Il nodo centrale, per una eventuale trattativa con la Vecchia Signora, è però di natura economica. L’ingaggio percepito dal polacco in Spagna si aggira attorno ai dieci milioni di euro netti a stagione, una cifra che collide frontalmente con il tetto salariale attualmente imposto dalla dirigenza bianconera. Lo stipendio di riferimento, in casa Juventus, è quello di Kenan Yildiz, fermo a sette milioni, e qualsiasi discorso con Lewandowski non potrebbe che passare da un significativo sacrificio economico da parte sua. Una riduzione dell’ingaggio che potrebbe trovare una motivazione nella dimensione sportiva della sfida: la possibilità di misurarsi con un campionato competitivo come la Serie A e di diventare la guida tecnica e mentale di un gruppo giovane in fase di ricostruzione, un po’ sul modello di quanto fece Zlatan Ibrahimovic al suo ritorno in Italia.

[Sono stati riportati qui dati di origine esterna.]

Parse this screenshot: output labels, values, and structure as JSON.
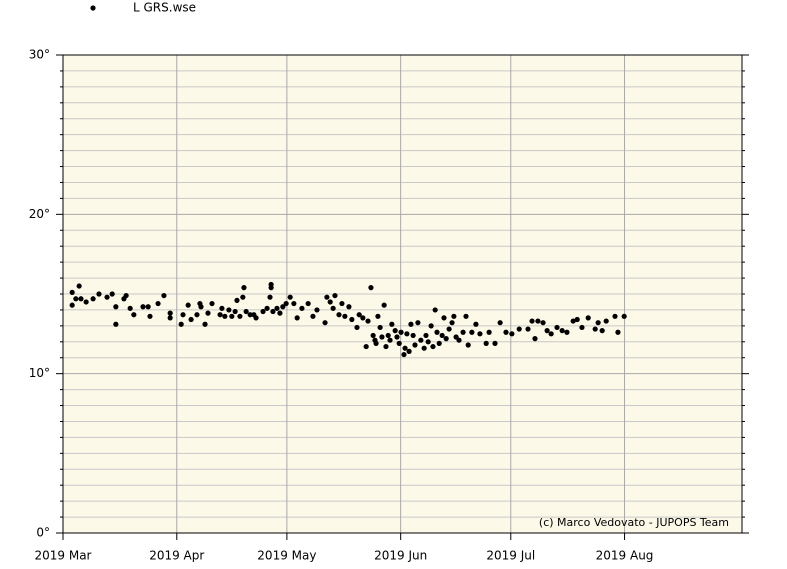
{
  "chart_data": {
    "type": "scatter",
    "series": [
      {
        "name": "L GRS.wse",
        "color": "#000000",
        "x": [
          2.5,
          2.5,
          3.5,
          4.4,
          4.9,
          6.3,
          8.2,
          9.8,
          12,
          13.4,
          14.4,
          14.4,
          16.6,
          17.2,
          18.3,
          19.3,
          21.8,
          23.2,
          23.7,
          25.9,
          27.5,
          29.2,
          29.2,
          32.2,
          32.7,
          34.1,
          34.9,
          36.5,
          37.3,
          37.6,
          38.7,
          39.5,
          40.6,
          42.8,
          43.3,
          44.1,
          45.2,
          46.0,
          46.9,
          47.4,
          48.2,
          49.0,
          49.3,
          49.9,
          51,
          52,
          52.6,
          54.5,
          55.6,
          56.4,
          56.7,
          56.7,
          57.2,
          58.3,
          59.1,
          59.9,
          60.8,
          61.9,
          62.9,
          63.8,
          65.1,
          66.8,
          68.1,
          69.2,
          71.4,
          71.9,
          72.8,
          73.6,
          74.1,
          75.2,
          76,
          76.8,
          77.9,
          78.7,
          80.1,
          80.7,
          81.7,
          82.6,
          83.1,
          83.9,
          84.5,
          85,
          85.3,
          85.8,
          86.4,
          86.9,
          87.5,
          88,
          88.6,
          89.1,
          89.6,
          90.5,
          91,
          91.6,
          92.1,
          92.9,
          93.2,
          93.7,
          94.3,
          94.8,
          95.4,
          95.9,
          96.7,
          97.5,
          98.4,
          98.9,
          99.5,
          100.3,
          100.8,
          101.4,
          101.9,
          102.5,
          103.3,
          103.8,
          104.4,
          105.2,
          106,
          106.5,
          107.1,
          107.9,
          109,
          109.8,
          110.4,
          111.4,
          112.5,
          113.6,
          115.3,
          116.1,
          117.7,
          119.1,
          120.7,
          122.3,
          124.3,
          126.7,
          127.8,
          128.6,
          129.4,
          130.8,
          131.9,
          133,
          134.6,
          136,
          137.3,
          139,
          140.1,
          141.4,
          143.1,
          145,
          145.8,
          146.9,
          148,
          150.4,
          151.2,
          152.9
        ],
        "values": [
          15.1,
          14.3,
          14.7,
          15.5,
          14.7,
          14.5,
          14.7,
          15.0,
          14.8,
          15.0,
          13.1,
          14.2,
          14.7,
          14.9,
          14.1,
          13.7,
          14.2,
          14.2,
          13.6,
          14.4,
          14.9,
          13.8,
          13.5,
          13.1,
          13.7,
          14.3,
          13.4,
          13.7,
          14.4,
          14.2,
          13.1,
          13.8,
          14.4,
          13.7,
          14.1,
          13.6,
          14.0,
          13.6,
          13.9,
          14.6,
          13.6,
          14.8,
          15.4,
          13.9,
          13.7,
          13.7,
          13.5,
          13.9,
          14.1,
          14.8,
          15.6,
          15.4,
          13.9,
          14.1,
          13.8,
          14.2,
          14.4,
          14.8,
          14.4,
          13.5,
          14.1,
          14.4,
          13.6,
          14.0,
          13.2,
          14.8,
          14.5,
          14.1,
          14.9,
          13.7,
          14.4,
          13.6,
          14.2,
          13.4,
          12.9,
          13.7,
          13.5,
          11.7,
          13.3,
          15.4,
          12.4,
          12.1,
          11.9,
          13.6,
          12.9,
          12.3,
          14.3,
          11.7,
          12.4,
          12.1,
          13.1,
          12.7,
          12.3,
          11.9,
          12.6,
          11.2,
          11.6,
          12.5,
          11.4,
          13.1,
          12.4,
          11.8,
          13.2,
          12.1,
          11.6,
          12.4,
          12.0,
          13,
          11.7,
          14,
          12.6,
          11.9,
          12.4,
          13.5,
          12.2,
          12.8,
          13.2,
          13.6,
          12.3,
          12.1,
          12.6,
          13.6,
          11.8,
          12.6,
          13.1,
          12.5,
          11.9,
          12.6,
          11.9,
          13.2,
          12.6,
          12.5,
          12.8,
          12.8,
          13.3,
          12.2,
          13.3,
          13.2,
          12.7,
          12.5,
          12.9,
          12.7,
          12.6,
          13.3,
          13.4,
          12.9,
          13.5,
          12.8,
          13.2,
          12.7,
          13.3,
          13.6,
          12.6,
          13.6
        ]
      }
    ],
    "xlim": [
      0,
      185
    ],
    "xticks": [
      {
        "value": 0,
        "label": "2019 Mar"
      },
      {
        "value": 31,
        "label": "2019 Apr"
      },
      {
        "value": 61,
        "label": "2019 May"
      },
      {
        "value": 92,
        "label": "2019 Jun"
      },
      {
        "value": 122,
        "label": "2019 Jul"
      },
      {
        "value": 153,
        "label": "2019 Aug"
      }
    ],
    "ylim": [
      0,
      30
    ],
    "yticks": [
      {
        "value": 0,
        "label": "0°"
      },
      {
        "value": 10,
        "label": "10°"
      },
      {
        "value": 20,
        "label": "20°"
      },
      {
        "value": 30,
        "label": "30°"
      }
    ],
    "yminor_ticks": [
      1,
      2,
      3,
      4,
      5,
      6,
      7,
      8,
      9,
      11,
      12,
      13,
      14,
      15,
      16,
      17,
      18,
      19,
      21,
      22,
      23,
      24,
      25,
      26,
      27,
      28,
      29
    ],
    "grid": true,
    "annotation": "(c) Marco Vedovato - JUPOPS Team"
  }
}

La concorrenza della MLS e l’incognita legata alla volontà del giocatore
Se la pista italiana è lastricata di difficoltà legate al bilancio, un’alternativa concreta e molto agguerrita arriva dagli Stati Uniti. Il Chicago Fire, club della MLS, avrebbe già messo in campo una strategia di seduzione ben precisa, spostandosi su un piano che va oltre il mero aspetto contrattuale. L’allenatore e direttore sportivo della franchigia dell’Illinois, Gregg Berhalter, si sarebbe recato personalmente in Spagna per incontrare Lewandowski e il suo agente, illustrando un progetto che mira a farne la stella del rilancio in vista dell’inaugurazione del nuovo stadio prevista per il 2028. Si parla di un’offerta economica di primissimo livello e, cosa forse ancora più rilevante per un calciatore che compirà 38 anni ad agosto, di un piano di vita integrale per la famiglia, con il trasferimento in una delle metropoli più affascinanti del continente. Lo stesso Romano non nasconde come, ad oggi, la percentuale maggiore di una sua prossima destinazione sia da attribuire alla MLS, proprio in virtù delle capacità economiche delle squadre americane e delle scelte di vita che un giocatore al crepuscolo della carriera si trova a dover ponderare.
Alla luce di questi scenari, la posizione del diretto interessato resta volutamente interlocutoria. Lewandowski ha ripetutamente dichiarato di non aver ancora preso una decisione definitiva per l’estate, una scelta che rimanda anche al termine degli impegni con la nazionale polacca, e di voler riflettere senza fretta. In questa incertezza, il Milan, che nei mesi scorsi era stato accostato con insistenza al polacco, sembra aver perso terreno, lasciando spazio a un possibile duello a distanza tra la Vecchia Signora e le sirene americane. Per la Juventus, l’affare Lewandowski resta una possibilità affascinante ma subordinata a molteplici variabili: la risoluzione del nodo Vlahovic, la capacità di rientrare nei parametri di bilancio e, soprattutto, la volontà del giocatore di privilegiare un’ultima sfida europea ad alto livello rispetto a un contratto faraonico e a un nuovo inizio oltreoceano.